The Palm Beach County Commission last week gave Pratt & Whitney’s Florida Engine Delivery Center a package of incentives designed to help bring new jobs to the area.
The Oct. 16 vote provides local financial support in an ad valorem tax exemption not to exceed $700,000 over a seven-year period, and a job growth incentive grant not to exceed $300,000 over a four-year period.
The new business venture will be located in the United Technologies site off the Beeline Highway.
Assistant County Administrator Shannon LaRocque said the engine delivery plant will be a significant addition to the county’s aviation and aerospace cluster.
“This project was important to us because it is Pratt & Whitney growing the commercial aircraft sector of our aviation cluster,” LaRocque told the Town-Crier this week.
She said that Pratt & Whitney now is operating only the non-commercial segment of its operations here. “Commercial aircraft is a target industry, and it’s in our aviation and aerospace cluster, which is very important for us. It has a significant economic impact.”
When county staff ran the numbers, based on Pratt & Whitney making a $63 million capital investment, creating 230 new jobs over 10 years with an average annual salary of a little over $81,000, they calculated the economic impact at about $422 million over a 10-year period.
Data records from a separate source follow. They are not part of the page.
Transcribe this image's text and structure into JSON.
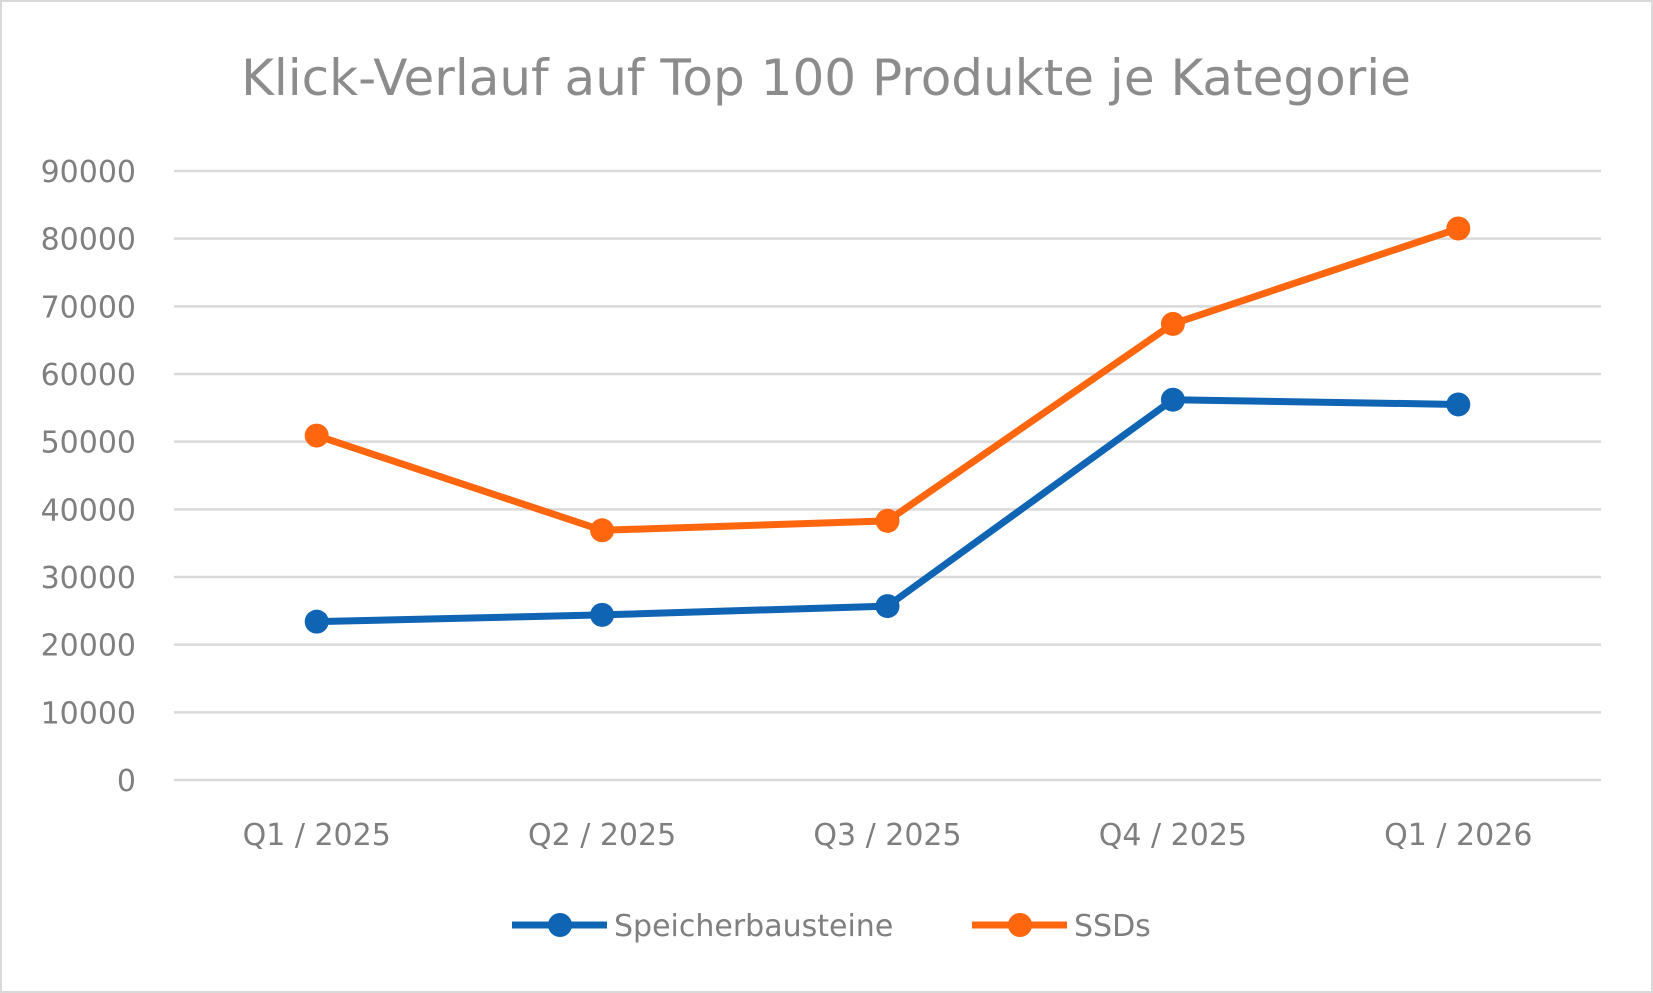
{
  "chart_data": {
    "type": "line",
    "title": "Klick-Verlauf auf Top 100 Produkte je Kategorie",
    "xlabel": "",
    "ylabel": "",
    "categories": [
      "Q1 / 2025",
      "Q2 / 2025",
      "Q3 / 2025",
      "Q4 / 2025",
      "Q1 / 2026"
    ],
    "ylim": [
      0,
      90000
    ],
    "yticks": [
      "0",
      "10000",
      "20000",
      "30000",
      "40000",
      "50000",
      "60000",
      "70000",
      "80000",
      "90000"
    ],
    "grid": true,
    "legend": "bottom",
    "series": [
      {
        "name": "Speicherbausteine",
        "color": "#0f64b4",
        "values": [
          23400,
          24400,
          25700,
          56200,
          55500
        ]
      },
      {
        "name": "SSDs",
        "color": "#ff660d",
        "values": [
          50900,
          36900,
          38300,
          67400,
          81500
        ]
      }
    ]
  }
}
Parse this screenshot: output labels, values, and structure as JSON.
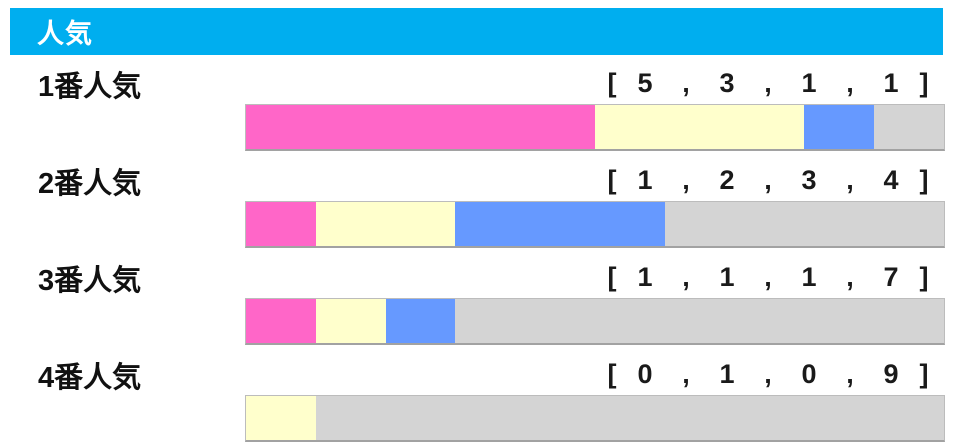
{
  "header": {
    "title": "人気",
    "background_color": "#00aeef",
    "text_color": "#ffffff"
  },
  "value_format": {
    "open_bracket": "[",
    "separator": ",",
    "close_bracket": "]"
  },
  "colors": {
    "segment_1": "#ff66c8",
    "segment_2": "#ffffcc",
    "segment_3": "#6699ff",
    "segment_4": "#d4d4d4"
  },
  "rows": [
    {
      "label": "1番人気",
      "values": [
        5,
        3,
        1,
        1
      ]
    },
    {
      "label": "2番人気",
      "values": [
        1,
        2,
        3,
        4
      ]
    },
    {
      "label": "3番人気",
      "values": [
        1,
        1,
        1,
        7
      ]
    },
    {
      "label": "4番人気",
      "values": [
        0,
        1,
        0,
        9
      ]
    }
  ],
  "chart_data": {
    "type": "bar",
    "subtype": "stacked-horizontal",
    "title": "人気",
    "categories": [
      "1番人気",
      "2番人気",
      "3番人気",
      "4番人気"
    ],
    "series": [
      {
        "name": "segment-1",
        "color": "#ff66c8",
        "values": [
          5,
          1,
          1,
          0
        ]
      },
      {
        "name": "segment-2",
        "color": "#ffffcc",
        "values": [
          3,
          2,
          1,
          1
        ]
      },
      {
        "name": "segment-3",
        "color": "#6699ff",
        "values": [
          1,
          3,
          1,
          0
        ]
      },
      {
        "name": "segment-4",
        "color": "#d4d4d4",
        "values": [
          1,
          4,
          7,
          9
        ]
      }
    ],
    "row_totals": [
      10,
      10,
      10,
      10
    ],
    "annotations": [
      "[ 5 , 3 , 1 , 1 ]",
      "[ 1 , 2 , 3 , 4 ]",
      "[ 1 , 1 , 1 , 7 ]",
      "[ 0 , 1 , 0 , 9 ]"
    ],
    "xlim": [
      0,
      10
    ],
    "legend": "none",
    "grid": false
  }
}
“That’s the number we use to establish how much money we’re going to offer a company,” she said.
LaRocque explained that non-commercial aviation operations are dependent on the federal government. “It’s diversifying the market,” she said. “You still have the federal government contracts, the defense contracts part of the business, but now we are also working with the commercial side, the airline side of the business.”
She said the aviation and aerospace cluster has become large in Palm Beach County. “Anything we can do to diversify and strengthen it is very positive,” she said.
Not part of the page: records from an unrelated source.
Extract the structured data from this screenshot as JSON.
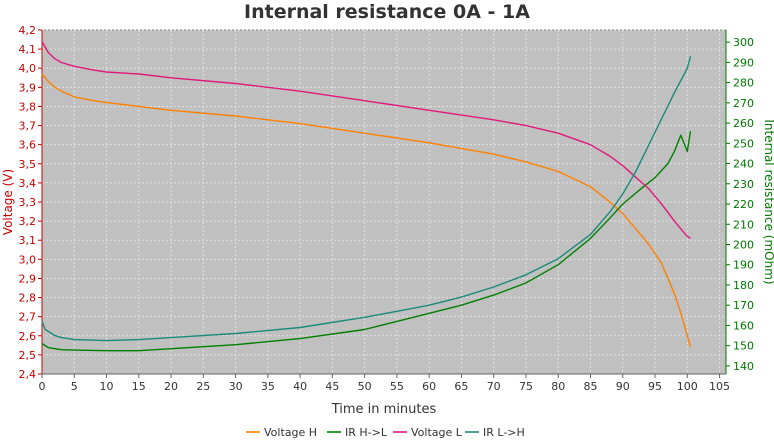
{
  "chart_data": {
    "type": "line",
    "title": "Internal resistance  0A - 1A",
    "xlabel": "Time in minutes",
    "ylabel": "Voltage (V)",
    "y2label": "Internal resistance (mOhm)",
    "xlim": [
      0,
      106
    ],
    "ylim": [
      2.4,
      4.2
    ],
    "y2lim": [
      136,
      306
    ],
    "x_ticks": [
      "0",
      "5",
      "10",
      "15",
      "20",
      "25",
      "30",
      "35",
      "40",
      "45",
      "50",
      "55",
      "60",
      "65",
      "70",
      "75",
      "80",
      "85",
      "90",
      "95",
      "100",
      "105"
    ],
    "y_ticks": [
      "2,4",
      "2,5",
      "2,6",
      "2,7",
      "2,8",
      "2,9",
      "3,0",
      "3,1",
      "3,2",
      "3,3",
      "3,4",
      "3,5",
      "3,6",
      "3,7",
      "3,8",
      "3,9",
      "4,0",
      "4,1",
      "4,2"
    ],
    "y2_ticks": [
      "140",
      "150",
      "160",
      "170",
      "180",
      "190",
      "200",
      "210",
      "220",
      "230",
      "240",
      "250",
      "260",
      "270",
      "280",
      "290",
      "300"
    ],
    "grid": true,
    "legend_position": "bottom",
    "colors": {
      "plot_background": "#c0c0c0",
      "grid": "#e0e0e0",
      "left_axis": "#cc0000",
      "right_axis": "#007700"
    },
    "series": [
      {
        "name": "Voltage H",
        "axis": "left",
        "color": "#ff8000",
        "x": [
          0,
          1,
          2,
          3,
          5,
          8,
          10,
          15,
          20,
          30,
          40,
          50,
          60,
          70,
          75,
          80,
          85,
          88,
          90,
          92,
          94,
          96,
          98,
          99,
          100,
          100.5
        ],
        "y": [
          3.97,
          3.93,
          3.9,
          3.88,
          3.85,
          3.83,
          3.82,
          3.8,
          3.78,
          3.75,
          3.71,
          3.66,
          3.61,
          3.55,
          3.51,
          3.46,
          3.38,
          3.3,
          3.24,
          3.16,
          3.08,
          2.98,
          2.82,
          2.72,
          2.6,
          2.54
        ]
      },
      {
        "name": "IR H->L",
        "axis": "right",
        "color": "#008000",
        "x": [
          0,
          1,
          2,
          3,
          5,
          10,
          15,
          20,
          30,
          40,
          50,
          55,
          60,
          65,
          70,
          75,
          80,
          85,
          88,
          90,
          93,
          95,
          97,
          98,
          99,
          100,
          100.5
        ],
        "y": [
          151,
          149,
          148.5,
          148,
          147.8,
          147.5,
          147.5,
          148.5,
          150.5,
          153.5,
          158,
          162,
          166,
          170,
          175,
          181,
          190,
          203,
          213,
          220,
          228,
          233,
          240,
          246,
          254,
          246,
          256
        ]
      },
      {
        "name": "Voltage L",
        "axis": "left",
        "color": "#e0197a",
        "x": [
          0,
          1,
          2,
          3,
          5,
          8,
          10,
          15,
          20,
          30,
          40,
          50,
          60,
          70,
          75,
          80,
          85,
          88,
          90,
          92,
          94,
          96,
          98,
          99,
          100,
          100.5
        ],
        "y": [
          4.14,
          4.08,
          4.05,
          4.03,
          4.01,
          3.99,
          3.98,
          3.97,
          3.95,
          3.92,
          3.88,
          3.83,
          3.78,
          3.73,
          3.7,
          3.66,
          3.6,
          3.54,
          3.49,
          3.43,
          3.37,
          3.29,
          3.2,
          3.16,
          3.12,
          3.11
        ]
      },
      {
        "name": "IR L->H",
        "axis": "right",
        "color": "#1a8a7a",
        "x": [
          0,
          0.5,
          1,
          2,
          3,
          5,
          10,
          15,
          20,
          30,
          40,
          50,
          55,
          60,
          65,
          70,
          75,
          80,
          85,
          88,
          90,
          92,
          94,
          96,
          98,
          99,
          100,
          100.5
        ],
        "y": [
          162,
          158,
          157,
          155,
          154,
          153,
          152.5,
          153,
          154,
          156,
          159,
          164,
          167,
          170,
          174,
          179,
          185,
          193,
          205,
          216,
          225,
          236,
          249,
          262,
          275,
          281,
          287,
          293
        ]
      }
    ]
  }
}
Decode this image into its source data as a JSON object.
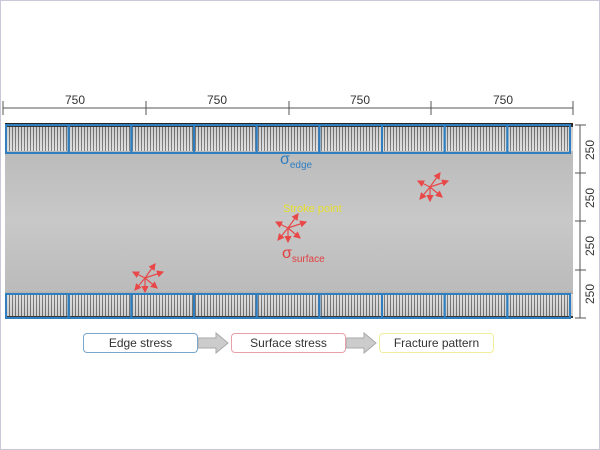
{
  "dimensions": {
    "horizontal": [
      "750",
      "750",
      "750",
      "750"
    ],
    "vertical": [
      "250",
      "250",
      "250",
      "250"
    ]
  },
  "labels": {
    "sigma_edge": {
      "symbol": "σ",
      "subscript": "edge"
    },
    "sigma_surface": {
      "symbol": "σ",
      "subscript": "surface"
    },
    "stroke_point": "Stroke point"
  },
  "flow": [
    {
      "label": "Edge stress",
      "border": "#7aa6cc"
    },
    {
      "label": "Surface stress",
      "border": "#e8a0a8"
    },
    {
      "label": "Fracture pattern",
      "border": "#f0ee9a"
    }
  ],
  "colors": {
    "edge": "#2f7fc0",
    "surface": "#e04040",
    "stroke": "#e8e030",
    "arrows": "#e84848"
  }
}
LaRocque said Pratt & Whitney wanted a total of $1 million in incentives. “They wanted local matched and state grants,” she said, adding such an incentive in a cash outlay was not possible given the cash-strapped county coffers.
They finally negotiated a $700,000 ad valorem tax exemption over a seven-year period, and $300,000 in cash over four years. “When we do the cash portion, we always like to spread that out over multiple years, so again it’s to reduce how impactful that cash outlay is,” LaRocque said.
LaRocque said the property tax incentive is the county’s go-to program to attract new businesses and encourage expansion of existing ones.
Pratt & Whitney is a world leader in the design, manufacture and service of aircraft engines, industrial gas turbines and space propulsion systems, with 36,000 employees serving 11,000 customers around the world, according to the county’s staff report.
The company is committed to renovate 90,000 square feet of existing space, build 80,000 to 100,000 square feet of new space, purchase equipment representing $63 million in capital investments, create 230 new jobs, and maintain the created jobs for five years following the job creation period.
Award of the ad valorem tax exemption is contingent upon the determination that the project meets the requirements under Florida Statutes. The company has been offered a total of $3,391,000 in state financing.
The company will be required to enter into a formal agreement, approved by the county. The ad valorem tax exemption program requires a supermajority vote of the commission to grant a business a property tax exemption when one or more incentives are being granted.
Commissioner Karen Marcus made a motion to approve the incentive program, which carried 6-0 with Commissioner Paulette Burdick absent.